« Vintage », c’est ce que m’a inspiré le premier plan qui s’apparente à une vieille photo « pola ». Si étonnée au premier abord par cette approche du cadre en 1:1, celui-ci ne tarde pas à se faire accepter. Un cadre hypnotique, parfait, sincère qui se veut esthétique mais pas seulement.
Steve, adolescent atteint de troubles du comportement, revient à la maison, chez sa mère, « D.I.E » après un séjour en centre pour enfants souffrant de TDAH. Diane est une femme seule qui tente de gérer les crises de son « gars ». Elle ne tarde pas à se faire épauler par Kyla, leur voisine, elle aussi souffrant de troubles.

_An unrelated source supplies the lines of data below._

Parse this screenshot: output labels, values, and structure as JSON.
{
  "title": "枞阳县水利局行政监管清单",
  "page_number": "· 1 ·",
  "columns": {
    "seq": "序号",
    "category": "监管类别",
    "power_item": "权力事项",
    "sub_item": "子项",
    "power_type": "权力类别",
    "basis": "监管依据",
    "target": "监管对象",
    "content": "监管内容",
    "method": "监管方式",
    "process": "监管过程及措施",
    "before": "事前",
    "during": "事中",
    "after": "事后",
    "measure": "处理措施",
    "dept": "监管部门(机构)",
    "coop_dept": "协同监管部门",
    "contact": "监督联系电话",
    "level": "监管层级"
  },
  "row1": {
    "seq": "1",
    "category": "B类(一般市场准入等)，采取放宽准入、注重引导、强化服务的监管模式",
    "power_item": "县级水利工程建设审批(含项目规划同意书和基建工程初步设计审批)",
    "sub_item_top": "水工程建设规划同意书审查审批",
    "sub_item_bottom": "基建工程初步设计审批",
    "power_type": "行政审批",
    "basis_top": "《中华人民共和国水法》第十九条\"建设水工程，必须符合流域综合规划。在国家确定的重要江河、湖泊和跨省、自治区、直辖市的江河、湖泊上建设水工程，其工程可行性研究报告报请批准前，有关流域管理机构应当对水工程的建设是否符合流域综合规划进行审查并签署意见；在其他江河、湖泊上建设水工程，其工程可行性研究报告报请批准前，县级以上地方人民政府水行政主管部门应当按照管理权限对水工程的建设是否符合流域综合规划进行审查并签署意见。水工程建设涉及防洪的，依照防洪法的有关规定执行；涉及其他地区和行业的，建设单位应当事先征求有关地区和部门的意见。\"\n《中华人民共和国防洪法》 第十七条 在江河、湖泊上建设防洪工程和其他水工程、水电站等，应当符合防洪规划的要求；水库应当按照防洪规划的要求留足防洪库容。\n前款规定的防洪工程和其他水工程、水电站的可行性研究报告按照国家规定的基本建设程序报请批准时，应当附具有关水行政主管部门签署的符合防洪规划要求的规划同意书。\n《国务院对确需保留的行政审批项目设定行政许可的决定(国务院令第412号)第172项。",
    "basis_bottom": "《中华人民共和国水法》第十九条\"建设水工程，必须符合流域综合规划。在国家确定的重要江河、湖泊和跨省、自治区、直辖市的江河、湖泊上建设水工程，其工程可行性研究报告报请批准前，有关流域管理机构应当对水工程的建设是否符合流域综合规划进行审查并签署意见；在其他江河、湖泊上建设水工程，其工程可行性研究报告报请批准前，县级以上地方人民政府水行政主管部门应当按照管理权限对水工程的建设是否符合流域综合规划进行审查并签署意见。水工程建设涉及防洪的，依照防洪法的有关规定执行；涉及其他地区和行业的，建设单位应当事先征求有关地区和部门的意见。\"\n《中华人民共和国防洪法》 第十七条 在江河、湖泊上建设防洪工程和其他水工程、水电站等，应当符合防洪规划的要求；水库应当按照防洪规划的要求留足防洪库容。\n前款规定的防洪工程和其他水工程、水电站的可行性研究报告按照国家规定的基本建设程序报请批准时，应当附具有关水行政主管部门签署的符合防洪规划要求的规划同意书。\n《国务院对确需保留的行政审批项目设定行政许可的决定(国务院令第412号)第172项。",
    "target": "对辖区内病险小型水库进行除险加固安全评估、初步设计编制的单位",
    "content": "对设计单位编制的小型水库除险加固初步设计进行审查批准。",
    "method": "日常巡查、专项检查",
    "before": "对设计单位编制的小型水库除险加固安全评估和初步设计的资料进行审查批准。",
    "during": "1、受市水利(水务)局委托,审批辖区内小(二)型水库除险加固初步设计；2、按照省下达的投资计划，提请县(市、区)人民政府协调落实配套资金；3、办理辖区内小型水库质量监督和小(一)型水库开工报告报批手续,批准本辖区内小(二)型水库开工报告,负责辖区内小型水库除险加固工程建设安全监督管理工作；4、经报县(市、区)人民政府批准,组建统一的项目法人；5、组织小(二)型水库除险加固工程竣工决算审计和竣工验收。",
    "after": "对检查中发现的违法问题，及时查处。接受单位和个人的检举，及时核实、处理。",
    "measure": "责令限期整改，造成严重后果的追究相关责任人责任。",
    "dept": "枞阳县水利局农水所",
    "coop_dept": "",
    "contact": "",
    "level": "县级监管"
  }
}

Le texte introduit sur fond noir des premières minutes du film, nous plonge dans un futur, projetés en 2015. Le ton est grave, alertant, mettant face à un sujet sérieux avant toute chose. Or, durant la plus grande partie du film, nous ne sommes absolument pas confrontés à ce « programme » pour jeunes, que l’on attendra tout le long, et tombe quand on ne s’y attend pas. Le film joue alors sur les devinettes, sur des phases de cache-cache qui s’avèrent souvent faciles. La mort du fils de Kyla, l’absence du père etc…
Le film « Mommy » reprend les mêmes codes esthétiques que tous les autres films de Dolan, mis à part le cadre. Une esthétique du ralenti, de l’image poudreuse et vieillie, des couleurs parfois pastel ou pétantes, des habits choisis au doigt et à l’œil etc… Heureuse de retrouver une patte qui m’a plu dès le début. Mais cette-fois ci, je ne peux pas en dire autant, majoritairement pour ce qui est du choix de la musique. Si je les apprécie, celles-ci monopolisent le film. Elles ne sont présentes que dans le but d’appuyer un sentiment. L’effet fonctionne à coup sûr, mais se fait lourd. Le moment où la musique est, je trouve, bien utilisée, est quand Steve écoute sa propre musique, rap, et nous spectateurs, une ambiance douce. Si généralement les musiques accompagnaient les humeurs des personnages, ici la musique appartient à la narration même, nous avons le sentiment de ne jamais pouvoir entrer dans le monde de Steve. La musique est trop peu utilisée dans un but concret, dans un apport à l’intrigue. Alors que les séquences sans musiques sont empreintes d’un réalisme et d’une force inégalées. La musique est là « pour faire joli ».
Cependant « joli » n’est pas pour autant le maître mot de ce film. Si des thèmes légers sont abordés dans Les Amours Imaginaires par exemple, ici nous sommes heureux de constater une certaine évolution dans le cinéma de Dolan. « J’aime filmer les explosions », et il le fait avec brio. Mon attrait pour Dolan se justifie, en un sens, par son approche du conflit qui est toujours filmée très directement, très humainement (scène de la dispute dans la voiture dans J’ai tué ma mère). Le cadre en 1:1 amplifie considérablement notre proximité avec les personnages, nous met au plus près des sentiments et des actions. La séquence qui évoque le mieux ce que j’aime chez Dolan est la séquence d’internement, sur le parking. Si les scènes de tensions ont toujours étés fortes dans ses réalisations, j’ai ici assisté, grâce à une performance d’acteur inouïe, à un des moments les plus forts au cinéma au niveau de la violence, physique et mentale.
Le film est à l’image de Steve. Nous nous retrouvons dans des états d’esprits tout à fait ambivalents, un ascenseur émotionnel qui ne cesse de nous rappeler à la réalité puis à un idéal, à la folie et à l’apaisement. Un film qui se déroule dans les tripes, qui donne à pardonner nos parents, qui vise à se questionner sur nos relations, qui vise à aimer la vie, avec « espoir ».
En effet, le film peut agacer par son esthétique exacerbée, souvent facile, « C’est pas parce que c’est vintage que c’est beau », non, en effet. Mais tout ce qui en émane, les sentiments, les séquences d’amour, de haine, d’explosion font de « Mommy » un moment d’émotion pure et intense. « Parce que la vie avec Steve c’est comme un 25 cents, parce que tu sais jamais si tu vas tomber pile, ou bien si tu vas tomber en pleine face ». Pour ma part, c’est tombé pile.